Health workers diagnosed 166,209 new cases, which came close to Wednesday’s one-day record of 171,451 and represented more than a 37-fold increase from daily levels in mid-January, when Omicron first emerged as the country’s dominant strain.
More than 640 virus patients were in serious or critical condition, the Korea Disease Control and Prevention Agency said, compared to around 200-300 in mid-February. The Health Ministry said about 44% of the country’s intensive care units designated for COVID-19 patients are occupied.
More than 86% of the country’s population of more than 51 million have been fully vaccinated and around 60% have received booster shots.
The country has been rolling out fourth vaccination shots to people at nursery homes and long-term care settings to protect them from the Omicron surge. Officials on Wednesday approved Pfizer’s COVID-19 vaccine for children aged 5 to 11 and plan to announce the rollout for that age group in March.
Meanwhile, India's capital New Delhi has announced the end of all the remaining COVID-19 restrictions after Government data showed cases of the recent Omicron variant had fallen.
Places of religious worship were also permitted to reopen. Schools will function fully offline from April 1 while fines for not wearing masks were also reduced.
The area's disaster management authority "withdraws all restrictions as situation improves" and because people were "facing hardships due to loss of jobs", Delhi's Chief Minister Arvind Kejriwal announced on Twitter. Since the outbreak in 2020, India has officially recorded 42,905,844 cases and 513,481 deaths, third behind only the US and Brazil.
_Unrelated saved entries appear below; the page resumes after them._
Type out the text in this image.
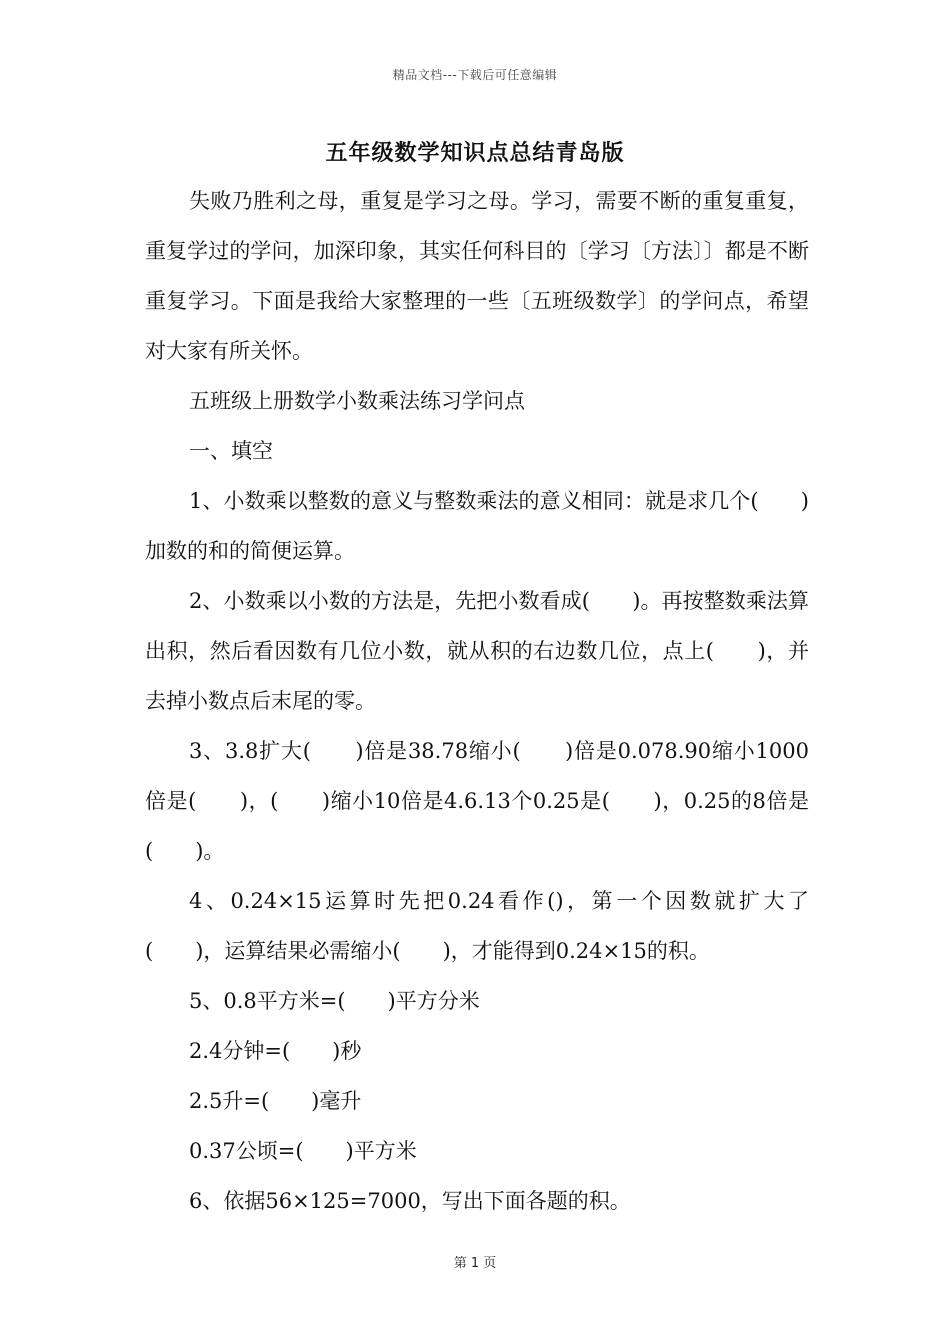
精品文档---下载后可任意编辑
五年级数学知识点总结青岛版

失败乃胜利之母，重复是学习之母。学习，需要不断的重复重复，重复学过的学问，加深印象，其实任何科目的〔学习〔方法〕〕都是不断重复学习。下面是我给大家整理的一些〔五班级数学〕的学问点，希望对大家有所关怀。

五班级上册数学小数乘法练习学问点

一、填空

1、小数乘以整数的意义与整数乘法的意义相同：就是求几个(　　)加数的和的简便运算。

2、小数乘以小数的方法是，先把小数看成(　　)。再按整数乘法算出积，然后看因数有几位小数，就从积的右边数几位，点上(　　)，并去掉小数点后末尾的零。

3、3.8扩大(　　)倍是38.78缩小(　　)倍是0.078.90缩小1000倍是(　　)，(　　)缩小10倍是4.6.13个0.25是(　　)，0.25的8倍是(　　)。

4、0.24×15运算时先把0.24看作()，第一个因数就扩大了(　　)，运算结果必需缩小(　　)，才能得到0.24×15的积。

5、0.8平方米=(　　)平方分米

2.4分钟=(　　)秒

2.5升=(　　)毫升

0.37公顷=(　　)平方米

6、依据56×125=7000，写出下面各题的积。

第 1 页
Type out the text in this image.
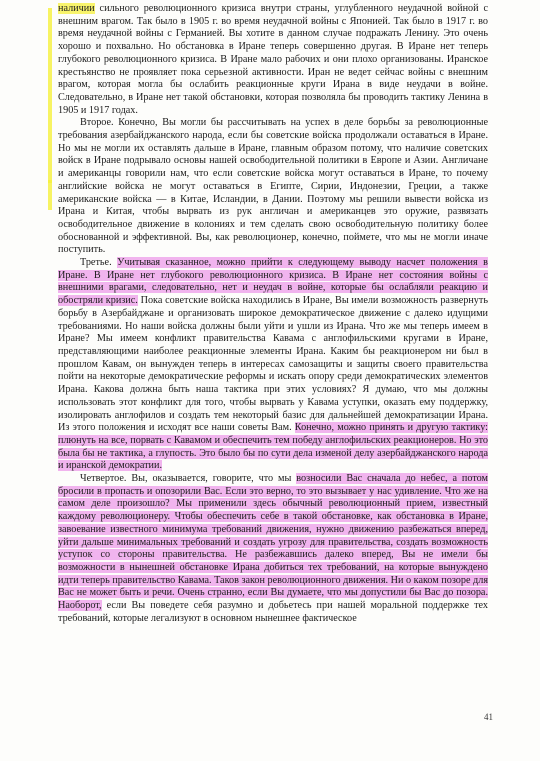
наличии сильного революционного кризиса внутри страны, углубленного неудачной войной с внешним врагом. Так было в 1905 г. во время неудачной войны с Японией. Так было в 1917 г. во время неудачной войны с Германией. Вы хотите в данном случае подражать Ленину. Это очень хорошо и похвально. Но обстановка в Иране теперь совершенно другая. В Иране нет теперь глубокого революционного кризиса. В Иране мало рабочих и они плохо организованы. Иранское крестьянство не проявляет пока серьезной активности. Иран не ведет сейчас войны с внешним врагом, которая могла бы ослабить реакционные круги Ирана в виде неудачи в войне. Следовательно, в Иране нет такой обстановки, которая позволяла бы проводить тактику Ленина в 1905 и 1917 годах.

Второе. Конечно, Вы могли бы рассчитывать на успех в деле борьбы за революционные требования азербайджанского народа, если бы советские войска продолжали оставаться в Иране. Но мы не могли их оставлять дальше в Иране, главным образом потому, что наличие советских войск в Иране подрывало основы нашей освободительной политики в Европе и Азии. Англичане и американцы говорили нам, что если советские войска могут оставаться в Иране, то почему английские войска не могут оставаться в Египте, Сирии, Индонезии, Греции, а также американские войска — в Китае, Исландии, в Дании. Поэтому мы решили вывести войска из Ирана и Китая, чтобы вырвать из рук англичан и американцев это оружие, развязать освободительное движение в колониях и тем сделать свою освободительную политику более обоснованной и эффективной. Вы, как революционер, конечно, поймете, что мы не могли иначе поступить.

Третье. Учитывая сказанное, можно прийти к следующему выводу насчет положения в Иране. В Иране нет глубокого революционного кризиса. В Иране нет состояния войны с внешними врагами, следовательно, нет и неудач в войне, которые бы ослабляли реакцию и обостряли кризис. Пока советские войска находились в Иране, Вы имели возможность развернуть борьбу в Азербайджане и организовать широкое демократическое движение с далеко идущими требованиями. Но наши войска должны были уйти и ушли из Ирана. Что же мы теперь имеем в Иране? Мы имеем конфликт правительства Кавама с англофильскими кругами в Иране, представляющими наиболее реакционные элементы Ирана. Каким бы реакционером ни был в прошлом Кавам, он вынужден теперь в интересах самозащиты и защиты своего правительства пойти на некоторые демократические реформы и искать опору среди демократических элементов Ирана. Какова должна быть наша тактика при этих условиях? Я думаю, что мы должны использовать этот конфликт для того, чтобы вырвать у Кавама уступки, оказать ему поддержку, изолировать англофилов и создать тем некоторый базис для дальнейшей демократизации Ирана. Из этого положения и исходят все наши советы Вам. Конечно, можно принять и другую тактику: плюнуть на все, порвать с Кавамом и обеспечить тем победу англофильских реакционеров. Но это была бы не тактика, а глупость. Это было бы по сути дела изменой делу азербайджанского народа и иранской демократии.

Четвертое. Вы, оказывается, говорите, что мы возносили Вас сначала до небес, а потом бросили в пропасть и опозорили Вас. Если это верно, то это вызывает у нас удивление. Что же на самом деле произошло? Мы применили здесь обычный революционный прием, известный каждому революционеру. Чтобы обеспечить себе в такой обстановке, как обстановка в Иране, завоевание известного минимума требований движения, нужно движению разбежаться вперед, уйти дальше минимальных требований и создать угрозу для правительства, создать возможность уступок со стороны правительства. Не разбежавшись далеко вперед, Вы не имели бы возможности в нынешней обстановке Ирана добиться тех требований, на которые вынуждено идти теперь правительство Кавама. Таков закон революционного движения. Ни о каком позоре для Вас не может быть и речи. Очень странно, если Вы думаете, что мы допустили бы Вас до позора. Наоборот, если Вы поведете себя разумно и добьетесь при нашей моральной поддержке тех требований, которые легализуют в основном нынешнее фактическое

41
Meanwhile, The Centres for Disease Control and Prevention (CDC) on Friday offered a new strategy to help communities across the United States live with the coronavirus and get back to some version of normal life.
The new guidelines suggest that 70 per cent of Americans can now stop wearing masks and no longer need to social distance or avoid crowded indoor spaces.
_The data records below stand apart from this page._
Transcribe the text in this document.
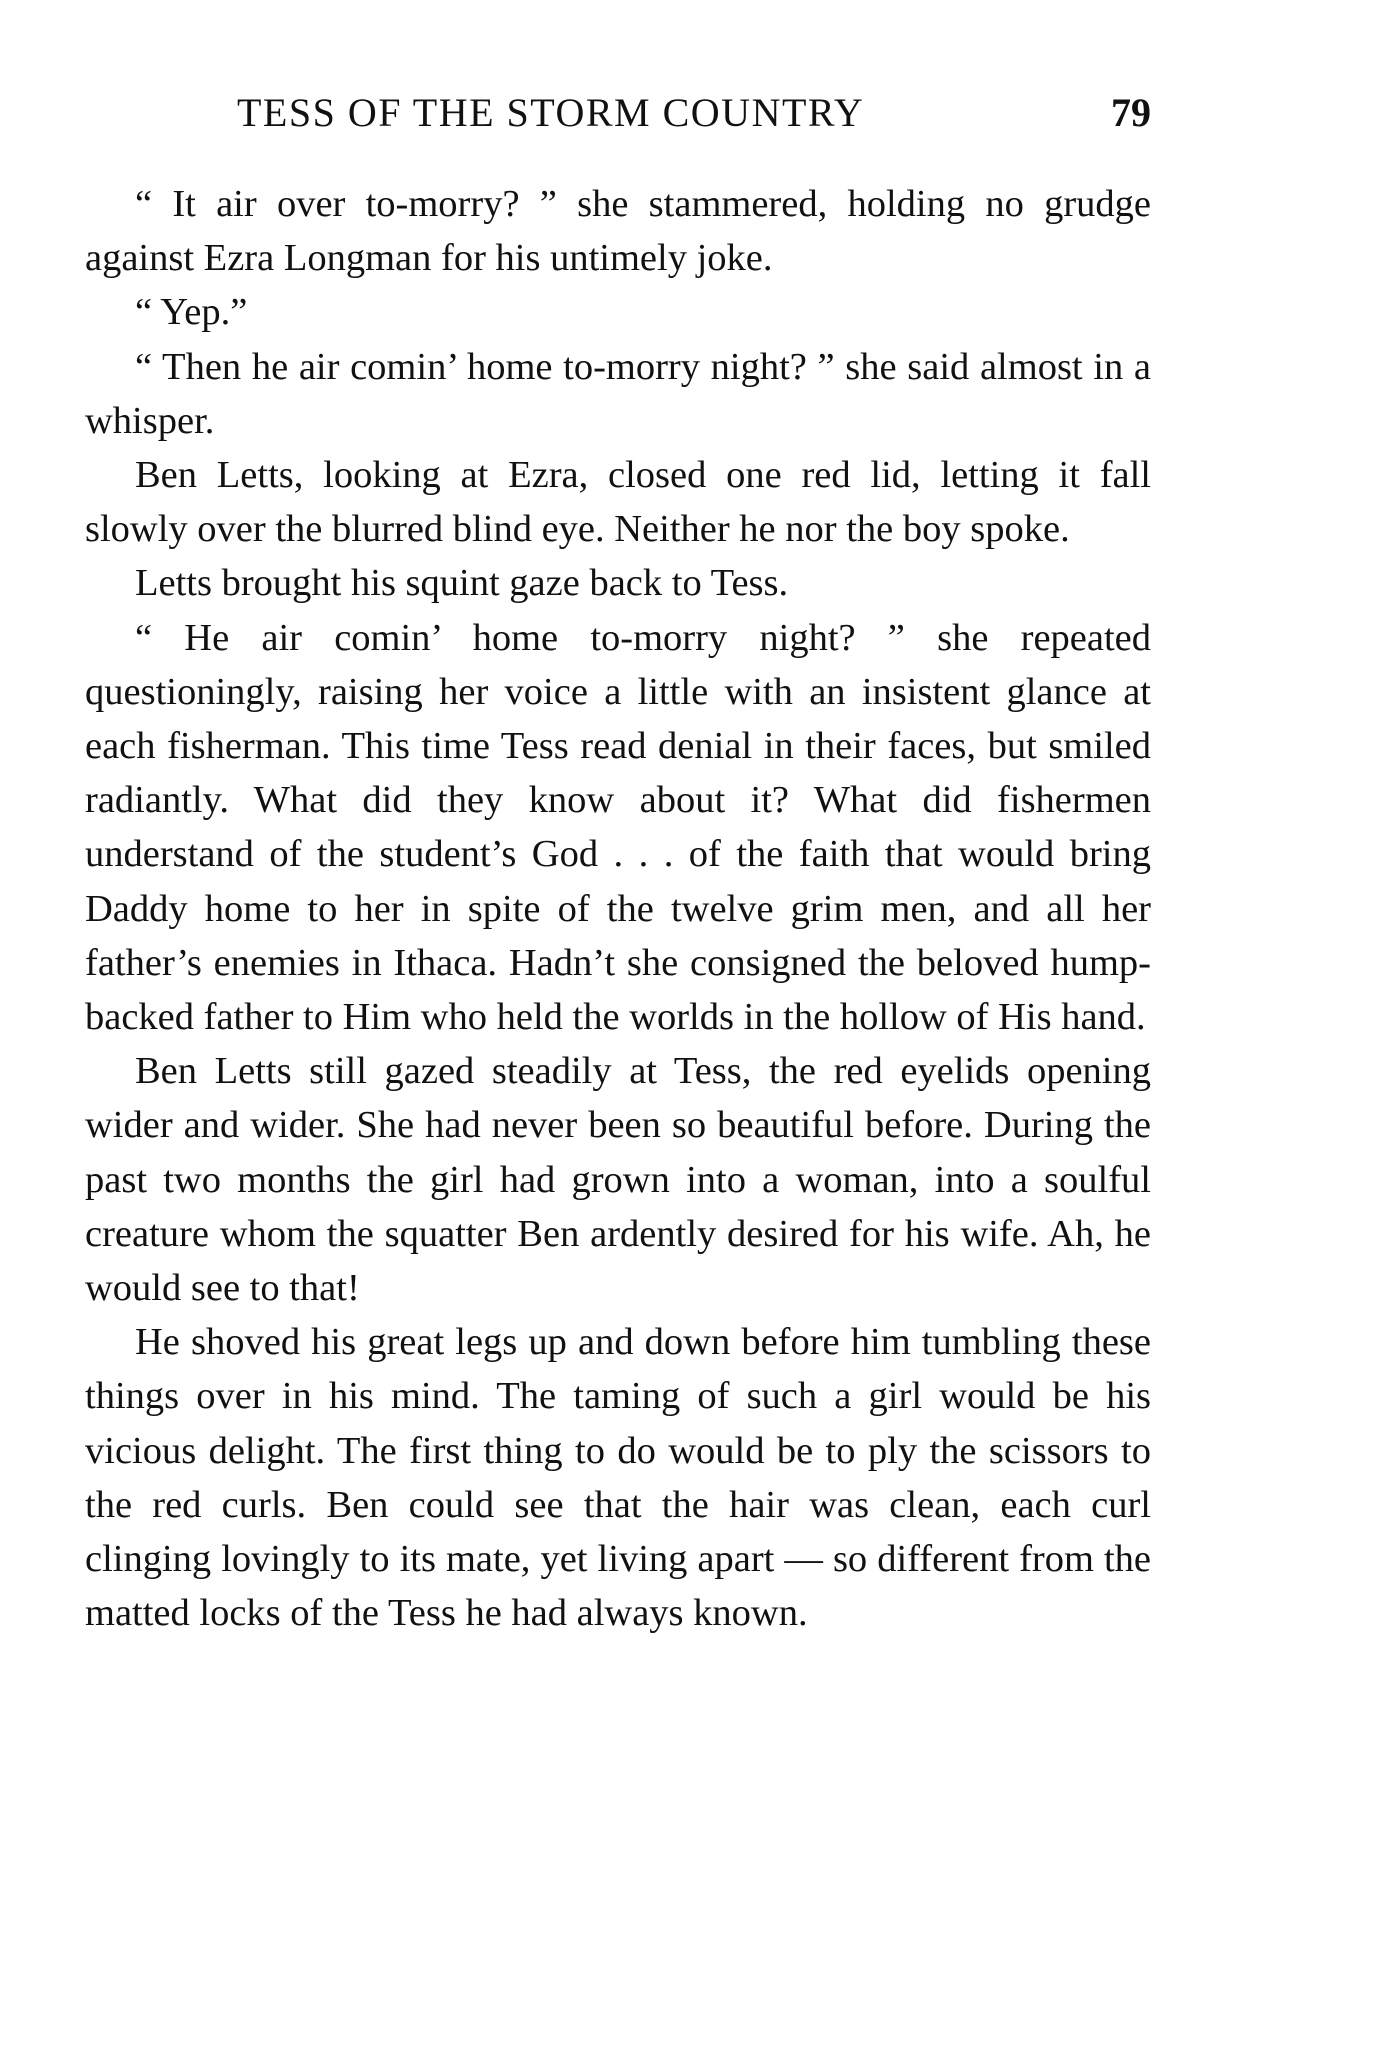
TESS OF THE STORM COUNTRY	79

“ It air over to-morry? ” she stammered, holding no grudge against Ezra Longman for his untimely joke.

“ Yep.”

“ Then he air comin’ home to-morry night? ” she said almost in a whisper.

Ben Letts, looking at Ezra, closed one red lid, letting it fall slowly over the blurred blind eye. Neither he nor the boy spoke.

Letts brought his squint gaze back to Tess.

“ He air comin’ home to-morry night? ” she repeated questioningly, raising her voice a little with an insistent glance at each fisherman. This time Tess read denial in their faces, but smiled radiantly. What did they know about it? What did fishermen understand of the student’s God . . . of the faith that would bring Daddy home to her in spite of the twelve grim men, and all her father’s enemies in Ithaca. Hadn’t she consigned the beloved hump-backed father to Him who held the worlds in the hollow of His hand.

Ben Letts still gazed steadily at Tess, the red eyelids opening wider and wider. She had never been so beautiful before. During the past two months the girl had grown into a woman, into a soulful creature whom the squatter Ben ardently desired for his wife. Ah, he would see to that!

He shoved his great legs up and down before him tumbling these things over in his mind. The taming of such a girl would be his vicious delight. The first thing to do would be to ply the scissors to the red curls. Ben could see that the hair was clean, each curl clinging lovingly to its mate, yet living apart — so different from the matted locks of the Tess he had always known.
The recommendations no longer rely only on the number of cases in a community to determine the need for restrictions such as mask-wearing. Instead, they direct counties to consider three measures to assess risk of the virus: new Covid-19-related hospital admissions over the previous week and the percentage of hospital beds occupied by Covid-19 patients, as well as new coronavirus cases per 100,000 people over the previous week.